Pour ce deuxième article sur les portraits de femmes, nous continuons à vous présenter deux autres lesbiennes présentées lors de l’exposition : cette semaine, nous mettons un coup de projecteur sur Jane Addams et Mathilde de Morny

3. Jane Addams 

Jane & Mary

Si on devait résumer la vie de Jane, on pourrait dire qu’elle la dévouer à l’éducation des femmes. En effet, après avoir visité le premier centre social à Londres fin des années 1880, elle co-fonde avec Ellen Starr, son amour de l’époque, la “Hull House”, un centre d’oeuvres sociales à Chicago. Son objectif ? que les femmes universitaires puissent transmettre leurs connaissances aux personnes issues de la classe ouvrière (qui était principalement des immigré.e.s européen.ne.s, mais aussi des femmes). Dans cette maison y étaient organisés gratuitement des réunions, des concerts, des cours de littérature, d’histoire ou encore d’activités manuelles. 

Jane sera aussi à l’origine de la création de la Ligue internationale des femmes pour la paix et la liberté, dont elle est la présidente de 1919 jusqu’à sa mort. 

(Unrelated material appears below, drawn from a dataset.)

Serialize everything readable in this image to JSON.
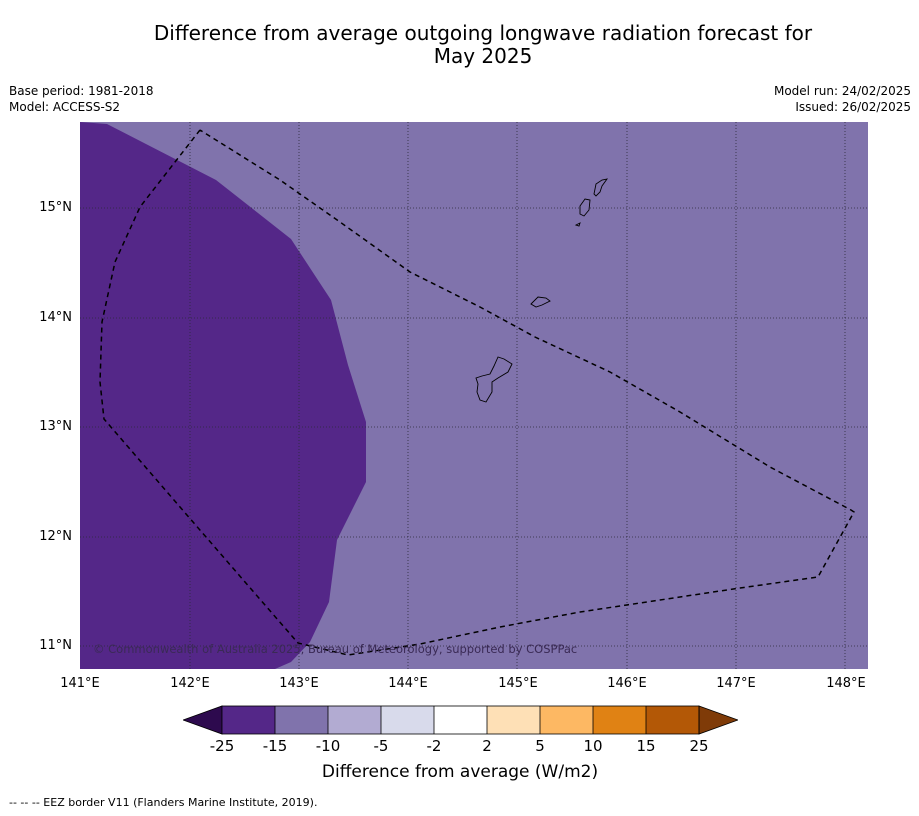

En 1931, elle reçoit de son vivant le prix Nobel de la paix ; elle est d’ailleurs considérée comme la première femme américaine à en être titulaire. 

Tout au long de sa vie et de ses nombreux projets, ses relations amoureuses auront eu une grande place. Finalement, ses amours et son activisme étaient étroitement liés. Après avoir co-fondé la Hull House avec Ellen, le centre sera ensuite financé par Mary Rozet Smith, sa deuxième amoureuse. Les deux femmes resteront ensemble pendant 40 ans, jusqu’à la mort de Mary en 1934. 

4. Mathilde de Morny (1863-1944)

Mathilde “Missy” de Morny

Mathilde de Morny, fille d’un duc et d’une princesse, est une aristocrate française devenue artiste comédienne, sculptrice et peintre. Elle est connue pour avoir arboré un style vestimentaire jugé “masculin”, à l’époque interdit aux femmes, au cours de sa vie trépidante. 

Sa première relation lesbienne a lieu pendant son adolescence, alors qu’elle apprend à chasser. Mais à sa majorité, elle épouse par la contrainte le marquis de Belbeuf, lui-même homosexuel. Pendant son mariage, elle continue d’entretenir des relations avec des femmes et finit par divorcer en 1903. 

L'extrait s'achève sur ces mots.